We describe a fully data driven model that learns to perform a retrosynthetic reaction prediction task, which is treated as a sequence-to-sequence mapping problem. The end-to-end trained model has an encoder-decoder architecture that consists of two recurrent neural networks, which has previously shown great success in solving other sequence-to-sequence prediction tasks such as machine translation. The model is trained on 50,000 experimental reaction examples from the United States patent literature, which span 10 broad reaction types that are commonly used by medicinal chemists. We find that our model performs comparably with a rule-based expert system baseline model, and also overcomes certain limitations associated with rule-based expert systems and with any machine learning approach that contains a rule-based expert system component. Our model provides an important first step towards solving the challenging problem of computational retrosynthetic analysis.

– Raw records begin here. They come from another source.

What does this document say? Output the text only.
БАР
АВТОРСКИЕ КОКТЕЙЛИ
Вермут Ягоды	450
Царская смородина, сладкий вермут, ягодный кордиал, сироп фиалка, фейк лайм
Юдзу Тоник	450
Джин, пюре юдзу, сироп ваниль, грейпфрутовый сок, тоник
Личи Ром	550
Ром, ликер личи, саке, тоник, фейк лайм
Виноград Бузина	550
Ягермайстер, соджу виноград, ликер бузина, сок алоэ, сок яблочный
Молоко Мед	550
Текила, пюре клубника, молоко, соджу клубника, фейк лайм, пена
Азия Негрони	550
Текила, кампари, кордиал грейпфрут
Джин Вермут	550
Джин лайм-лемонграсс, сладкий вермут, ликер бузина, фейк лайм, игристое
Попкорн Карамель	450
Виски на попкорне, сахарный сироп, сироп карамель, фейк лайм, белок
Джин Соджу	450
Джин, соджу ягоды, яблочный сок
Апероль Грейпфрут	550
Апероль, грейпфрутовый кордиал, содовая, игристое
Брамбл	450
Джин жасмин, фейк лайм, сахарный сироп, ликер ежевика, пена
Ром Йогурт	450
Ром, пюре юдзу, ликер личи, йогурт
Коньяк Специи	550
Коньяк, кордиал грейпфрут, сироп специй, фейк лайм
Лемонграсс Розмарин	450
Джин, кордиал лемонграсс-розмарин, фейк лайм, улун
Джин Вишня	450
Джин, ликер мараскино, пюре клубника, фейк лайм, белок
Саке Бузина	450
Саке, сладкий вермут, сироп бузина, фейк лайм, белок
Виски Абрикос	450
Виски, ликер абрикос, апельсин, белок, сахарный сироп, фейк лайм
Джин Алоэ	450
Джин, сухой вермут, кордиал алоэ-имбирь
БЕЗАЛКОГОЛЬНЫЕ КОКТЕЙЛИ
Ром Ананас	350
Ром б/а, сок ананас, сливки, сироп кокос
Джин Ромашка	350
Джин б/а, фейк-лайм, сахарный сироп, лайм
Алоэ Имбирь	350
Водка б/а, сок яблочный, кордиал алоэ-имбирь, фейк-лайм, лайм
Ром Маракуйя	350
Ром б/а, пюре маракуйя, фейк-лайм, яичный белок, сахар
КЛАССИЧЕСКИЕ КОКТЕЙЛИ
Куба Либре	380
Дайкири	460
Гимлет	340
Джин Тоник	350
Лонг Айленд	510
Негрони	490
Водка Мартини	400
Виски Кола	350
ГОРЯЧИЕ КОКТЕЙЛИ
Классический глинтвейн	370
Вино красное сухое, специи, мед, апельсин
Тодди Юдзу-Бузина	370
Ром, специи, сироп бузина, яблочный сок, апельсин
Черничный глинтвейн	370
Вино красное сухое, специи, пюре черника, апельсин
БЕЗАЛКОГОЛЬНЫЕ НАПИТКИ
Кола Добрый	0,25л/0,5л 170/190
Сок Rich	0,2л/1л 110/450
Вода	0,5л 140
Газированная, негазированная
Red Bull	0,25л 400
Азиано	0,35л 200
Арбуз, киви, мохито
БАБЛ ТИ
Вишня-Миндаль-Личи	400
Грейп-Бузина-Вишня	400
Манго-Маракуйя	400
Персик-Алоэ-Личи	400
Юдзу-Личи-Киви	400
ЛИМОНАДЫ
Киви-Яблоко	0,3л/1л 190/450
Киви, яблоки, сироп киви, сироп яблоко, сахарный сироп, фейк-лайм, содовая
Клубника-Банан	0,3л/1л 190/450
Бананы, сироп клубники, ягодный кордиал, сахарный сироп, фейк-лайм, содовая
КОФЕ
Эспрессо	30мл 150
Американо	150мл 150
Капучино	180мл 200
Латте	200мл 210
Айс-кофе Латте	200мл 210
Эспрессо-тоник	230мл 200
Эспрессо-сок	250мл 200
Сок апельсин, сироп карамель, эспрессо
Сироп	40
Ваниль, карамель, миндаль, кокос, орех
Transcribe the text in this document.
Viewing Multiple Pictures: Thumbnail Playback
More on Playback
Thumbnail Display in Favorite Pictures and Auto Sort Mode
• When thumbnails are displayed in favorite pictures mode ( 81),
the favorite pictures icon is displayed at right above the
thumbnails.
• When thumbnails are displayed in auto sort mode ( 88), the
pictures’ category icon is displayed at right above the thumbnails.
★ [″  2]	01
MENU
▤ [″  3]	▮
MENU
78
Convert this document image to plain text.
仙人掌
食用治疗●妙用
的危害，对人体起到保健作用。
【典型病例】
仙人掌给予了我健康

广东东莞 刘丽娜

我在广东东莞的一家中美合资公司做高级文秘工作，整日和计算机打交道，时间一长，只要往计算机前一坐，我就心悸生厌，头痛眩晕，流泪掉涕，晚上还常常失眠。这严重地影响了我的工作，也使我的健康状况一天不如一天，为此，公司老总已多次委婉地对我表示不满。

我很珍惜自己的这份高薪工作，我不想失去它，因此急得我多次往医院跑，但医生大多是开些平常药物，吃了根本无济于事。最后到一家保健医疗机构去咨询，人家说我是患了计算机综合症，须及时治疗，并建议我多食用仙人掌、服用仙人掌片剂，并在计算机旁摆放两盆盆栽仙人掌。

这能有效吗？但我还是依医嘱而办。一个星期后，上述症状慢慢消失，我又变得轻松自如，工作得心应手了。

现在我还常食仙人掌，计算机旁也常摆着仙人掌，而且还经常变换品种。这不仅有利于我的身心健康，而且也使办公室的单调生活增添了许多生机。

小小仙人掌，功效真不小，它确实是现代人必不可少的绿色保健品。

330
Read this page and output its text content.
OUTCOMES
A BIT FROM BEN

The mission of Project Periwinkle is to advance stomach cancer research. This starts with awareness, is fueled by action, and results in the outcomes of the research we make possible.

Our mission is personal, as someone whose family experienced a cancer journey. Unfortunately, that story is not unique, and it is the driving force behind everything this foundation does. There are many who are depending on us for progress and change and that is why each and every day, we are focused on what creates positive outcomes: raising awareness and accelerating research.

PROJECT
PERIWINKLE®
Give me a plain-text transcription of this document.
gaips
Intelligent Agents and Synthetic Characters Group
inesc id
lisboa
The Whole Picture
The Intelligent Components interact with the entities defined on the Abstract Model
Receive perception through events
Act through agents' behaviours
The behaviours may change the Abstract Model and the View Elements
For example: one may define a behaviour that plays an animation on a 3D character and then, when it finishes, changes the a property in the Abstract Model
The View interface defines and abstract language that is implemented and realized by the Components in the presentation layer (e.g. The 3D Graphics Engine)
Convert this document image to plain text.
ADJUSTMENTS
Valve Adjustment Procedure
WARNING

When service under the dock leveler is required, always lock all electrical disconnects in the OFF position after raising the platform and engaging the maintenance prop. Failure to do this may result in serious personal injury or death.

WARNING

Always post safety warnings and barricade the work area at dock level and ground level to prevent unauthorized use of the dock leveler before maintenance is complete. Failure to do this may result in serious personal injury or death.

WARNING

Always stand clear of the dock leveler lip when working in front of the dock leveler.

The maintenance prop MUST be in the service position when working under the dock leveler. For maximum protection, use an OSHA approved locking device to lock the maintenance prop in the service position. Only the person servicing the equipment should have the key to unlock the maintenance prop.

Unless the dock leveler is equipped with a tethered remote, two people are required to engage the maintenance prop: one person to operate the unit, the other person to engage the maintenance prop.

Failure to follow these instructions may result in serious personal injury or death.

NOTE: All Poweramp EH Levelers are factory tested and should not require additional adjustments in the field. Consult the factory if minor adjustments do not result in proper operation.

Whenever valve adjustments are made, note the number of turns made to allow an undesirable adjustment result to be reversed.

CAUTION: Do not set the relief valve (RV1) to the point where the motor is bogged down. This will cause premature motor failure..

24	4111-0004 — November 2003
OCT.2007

Atomic Convolutional Networks for Predicting Protein-Ligand Binding Affinity

Empirical scoring functions based on either molecular force fields or cheminformatics descriptors are widely used, in conjunction with molecular docking, during the early stages of drug discovery to predict potency and binding affinity of a drug-like molecule to a given target. These models require expert-level knowledge of physical chemistry and biology to be encoded as hand-tuned parameters or features rather than allowing the underlying model to select features in a data-driven procedure. Here, we develop a general 3-dimensional spatial convolution operation for learning atomic-level chemical interactions directly from atomic coordinates and demonstrate its application to structure-based bioactivity prediction. The atomic convolutional neural network is trained to predict the experimentally determined binding affinity of a protein-ligand complex by direct calculation of the energy associated with the complex, protein, and ligand given the crystal structure of the binding pose. Non-covalent interactions present in the complex that are absent in the protein-ligand sub-structures are identified and the model learns the interaction strength associated with these features. We test our model by predicting the binding free energy of a subset of protein-ligand complexes found in the PDBBind dataset and compare with state-of-the-art cheminformatics and machine learning-based approaches. We find that all methods achieve experimental accuracy and that atomic convolutional networks either outperform or perform competitively with the cheminformatics based methods. Unlike all previous protein-ligand prediction systems, atomic convolutional networks are end-to-end and fully-differentiable. They represent a new data-driven, physics-based deep learning model paradigm that offers a strong foundation for future improvements in structure-based bioactivity prediction.